Spazio di riflessione in cui la spiritualità ha incontrato la psicologia. Presenti infatti diversi operatori del benessere e psicologi che hanno accompagnato i partecipanti in questo percorso di ricerca interiore.

 «In una visione di salutogenesi e non più di disagio psicologico, abbiamo vissuto tre giorni di pura introspezione e cura profonda – continua la nota -. L’arte è stata la cornice perfetta per sperimentare armonia e bellezza. In un mondo che ci spinge verso l’efficienza e la produttività, abbiamo sentito il bisogno di creare uno spazio diverso: un luogo in cui fermarsi, ascoltarsi e connettersi al proprio Centro. E da questo che sono nati due laboratori esperienziali in cui psicologia arte e spiritualità si sono intrecciati per offrire un percorso di consapevolezza e trasformazione».

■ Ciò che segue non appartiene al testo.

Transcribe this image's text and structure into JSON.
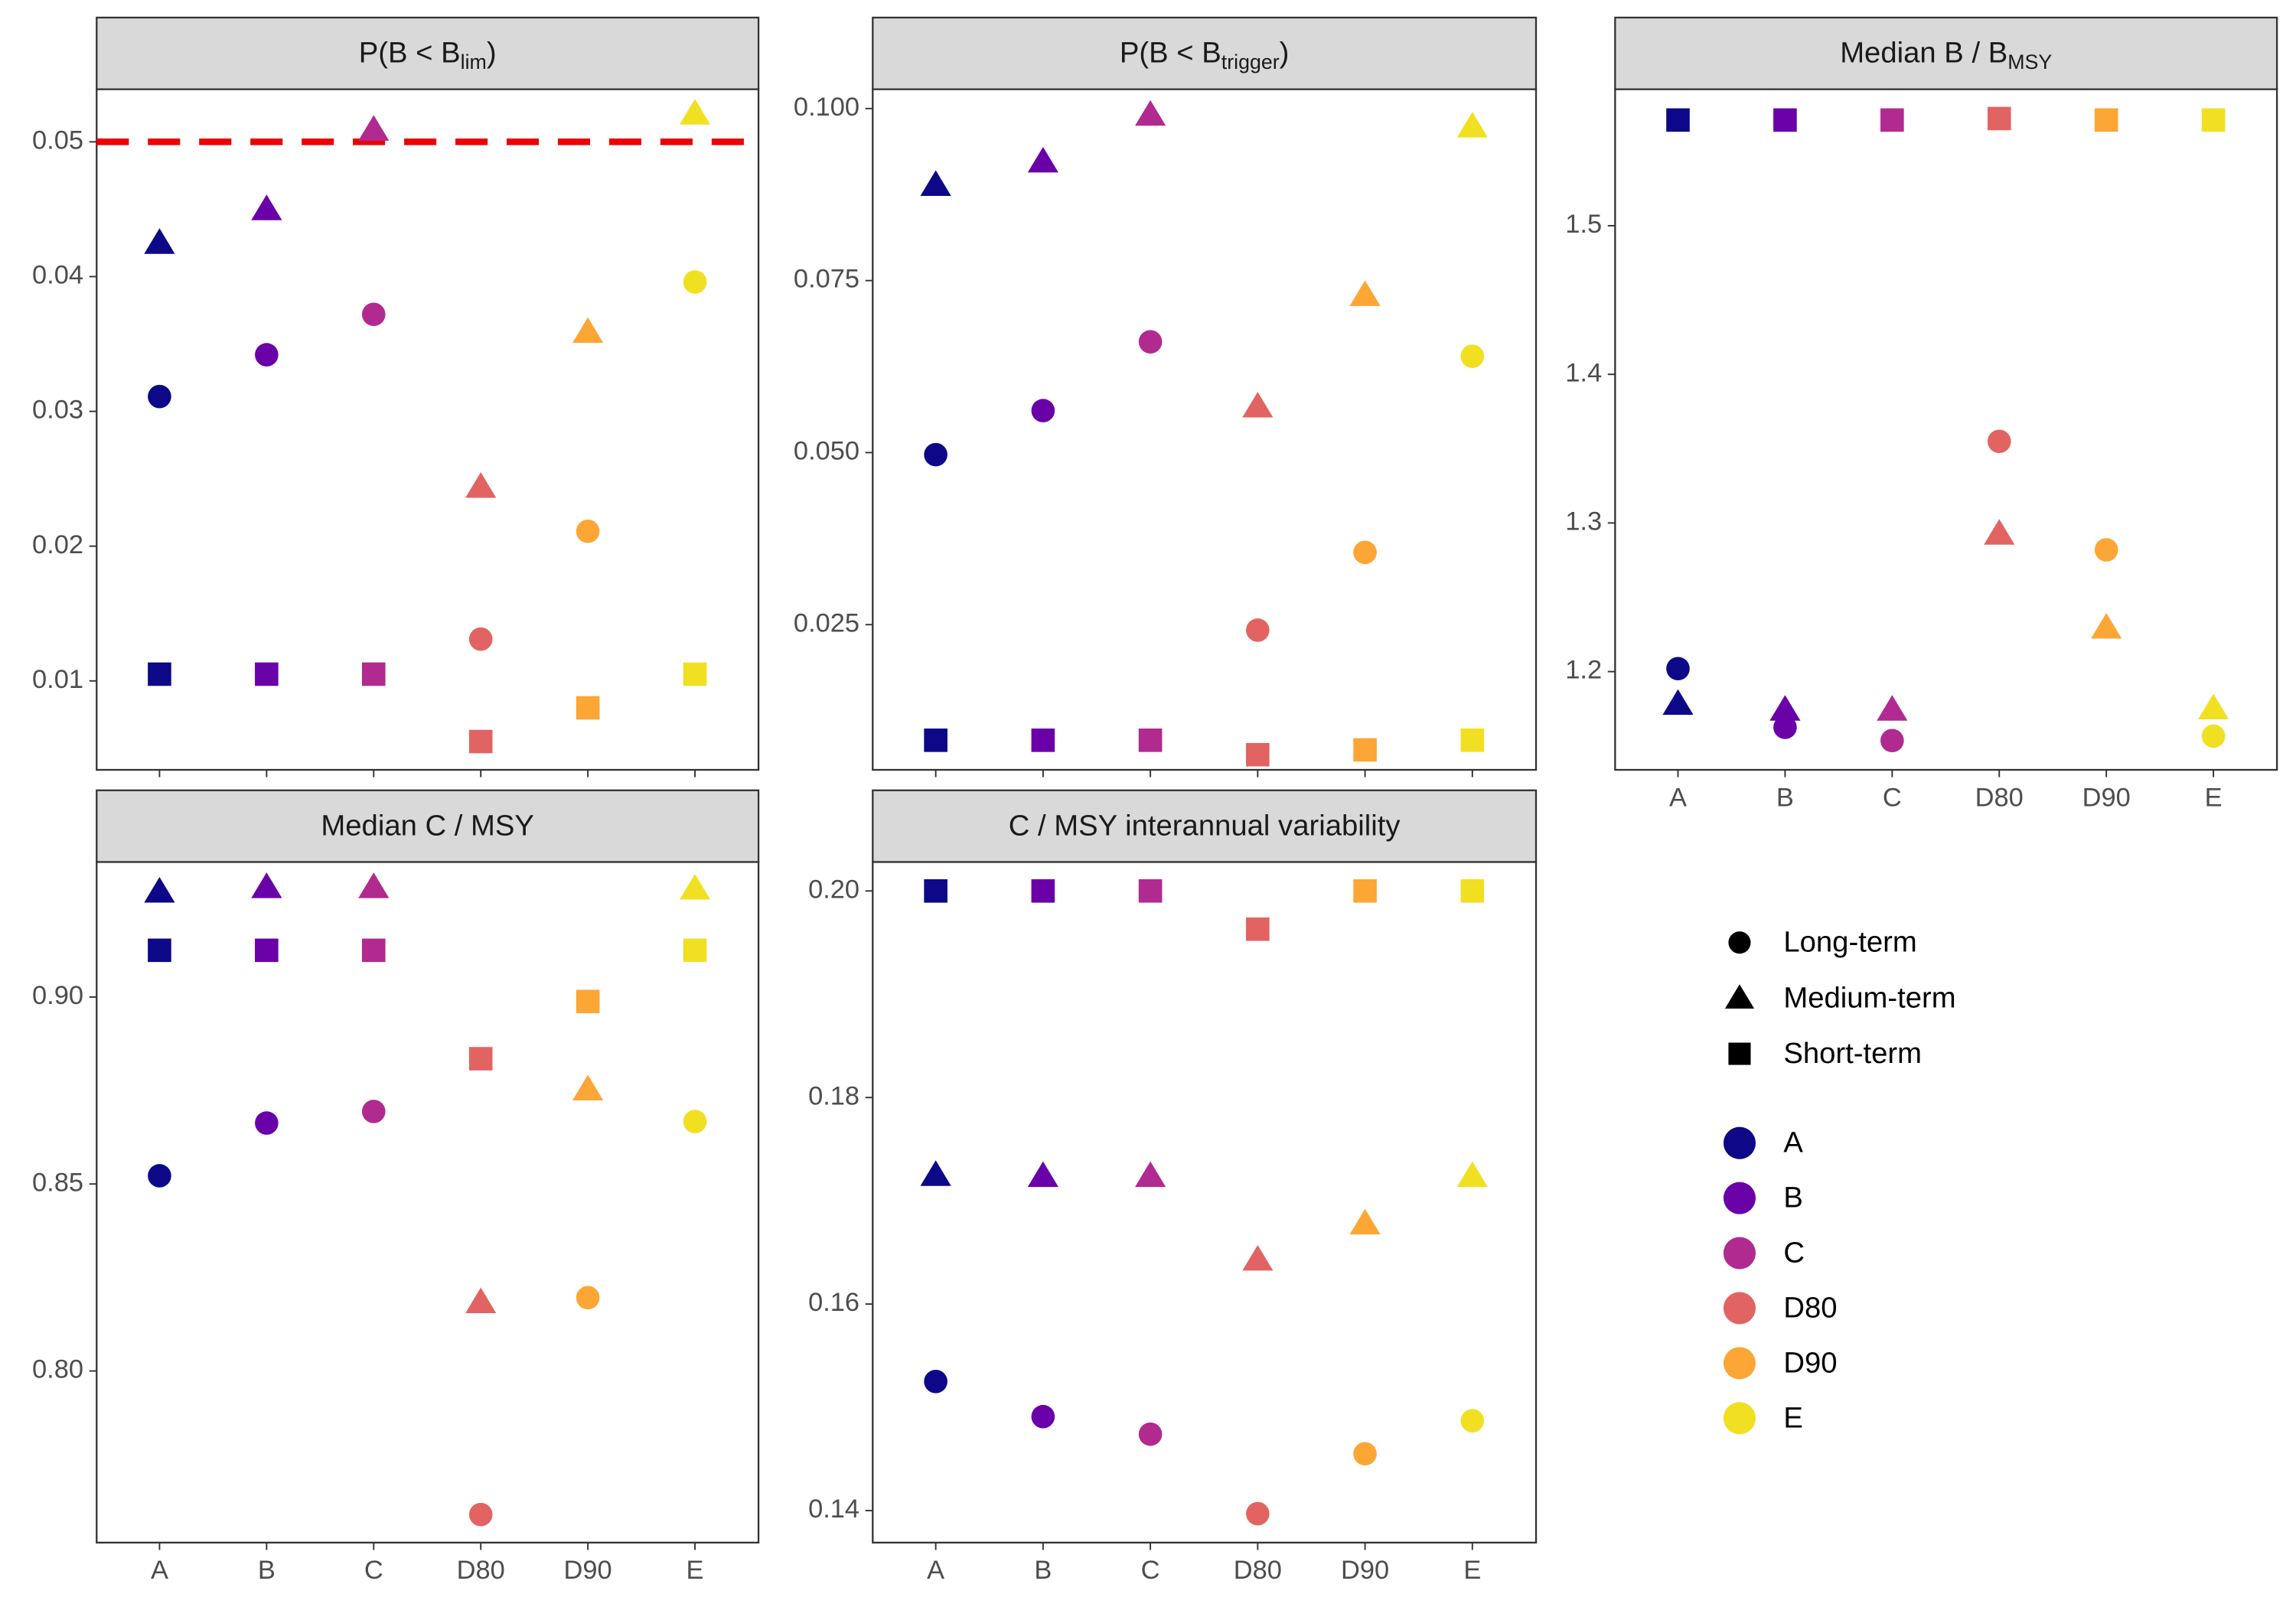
{
  "chart_data": {
    "type": "scatter",
    "categories": [
      "A",
      "B",
      "C",
      "D80",
      "D90",
      "E"
    ],
    "colors": [
      "#0d0887",
      "#6a00a8",
      "#b12a90",
      "#e16462",
      "#fca636",
      "#f0e021"
    ],
    "series": [
      {
        "name": "Long-term",
        "shape": "circle"
      },
      {
        "name": "Medium-term",
        "shape": "triangle"
      },
      {
        "name": "Short-term",
        "shape": "square"
      }
    ],
    "grid": false,
    "legend_position": "right",
    "panels": [
      {
        "title": {
          "text": "P(B < B",
          "sub": "lim",
          "after": ")"
        },
        "ylim": [
          0.0034,
          0.0539
        ],
        "yticks": [
          0.01,
          0.02,
          0.03,
          0.04,
          0.05
        ],
        "hline": 0.05,
        "hline_color": "#ee0000",
        "show_x_labels": false,
        "values": [
          [
            0.0311,
            0.0342,
            0.0372,
            0.0131,
            0.0211,
            0.0396
          ],
          [
            0.0425,
            0.045,
            0.0509,
            0.0244,
            0.0359,
            0.0521
          ],
          [
            0.0105,
            0.0105,
            0.0105,
            0.0055,
            0.008,
            0.0105
          ]
        ]
      },
      {
        "title": {
          "text": "P(B < B",
          "sub": "trigger",
          "after": ")"
        },
        "ylim": [
          0.0039,
          0.1028
        ],
        "yticks": [
          0.025,
          {
            "value": 0.05,
            "label": "0.050"
          },
          0.075,
          {
            "value": 0.1,
            "label": "0.100"
          }
        ],
        "show_x_labels": false,
        "values": [
          [
            0.0497,
            0.0561,
            0.0661,
            0.0242,
            0.0355,
            0.064
          ],
          [
            0.0889,
            0.0923,
            0.0991,
            0.0567,
            0.0729,
            0.0974
          ],
          [
            0.0082,
            0.0082,
            0.0082,
            0.0061,
            0.0068,
            0.0082
          ]
        ]
      },
      {
        "title": {
          "text": "Median B / B",
          "sub": "MSY"
        },
        "ylim": [
          1.1339,
          1.5918
        ],
        "yticks": [
          1.2,
          1.3,
          1.4,
          1.5
        ],
        "show_x_labels": true,
        "values": [
          [
            1.202,
            1.1625,
            1.1536,
            1.3549,
            1.2819,
            1.1566
          ],
          [
            1.1783,
            1.1744,
            1.1744,
            1.2928,
            1.2296,
            1.1753
          ],
          [
            1.5711,
            1.5711,
            1.5711,
            1.5721,
            1.5711,
            1.5711
          ]
        ]
      },
      {
        "title": {
          "text": "Median C / MSY"
        },
        "ylim": [
          0.7541,
          0.9361
        ],
        "yticks": [
          {
            "value": 0.8,
            "label": "0.80"
          },
          0.85,
          {
            "value": 0.9,
            "label": "0.90"
          }
        ],
        "show_x_labels": true,
        "values": [
          [
            0.8522,
            0.8663,
            0.8694,
            0.7616,
            0.8196,
            0.8667
          ],
          [
            0.9282,
            0.9294,
            0.9294,
            0.8184,
            0.8753,
            0.929
          ],
          [
            0.9125,
            0.9125,
            0.9125,
            0.8835,
            0.8988,
            0.9125
          ]
        ]
      },
      {
        "title": {
          "text": "C / MSY interannual variability"
        },
        "ylim": [
          0.1369,
          0.2028
        ],
        "yticks": [
          0.14,
          0.16,
          0.18,
          {
            "value": 0.2,
            "label": "0.20"
          }
        ],
        "show_x_labels": true,
        "values": [
          [
            0.1525,
            0.1491,
            0.1474,
            0.1397,
            0.1455,
            0.1487
          ],
          [
            0.1725,
            0.1724,
            0.1724,
            0.1643,
            0.1678,
            0.1724
          ],
          [
            0.2,
            0.2,
            0.2,
            0.1963,
            0.2,
            0.2
          ]
        ]
      }
    ]
  }
}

E ancora: «I partecipanti, provenienti da percorsi differenti, ma uniti da una comune ricerca interiore, sono stati accompagnati in un viaggio che ha attraversato l’esplorazione delle maschere, l’espressione artistica e momenti di profonda connessione spirituale. Tre giornate immerse nella sacralità del bosco, nel ritmo lento della natura, durante le quali siamo ritornati a una dimensione primigenia».

«Questi laboratori – concludono gli organizzatori – sono stati dei veri e propri semi di consapevolezza piantati nel terreno fertile della relazione, del corpo e dell’anima dove ogni partecipante è uscito portando con sé un nuovo sguardo, un’intuizione, una possibilità. Una curiosità: gli abitanti dei paesi vicini, sentendo tamburi e canti, si sono chiesti cosa si facesse nel bosco e sono venuti a curiosare e sicuramente l’anno prossimo si uniranno al nostro festival. Grande soddisfazione l’abbiamo avuta da parte dell’amministrazione comunale la quale è stata disponibilissima anche per gli aspetti logistici».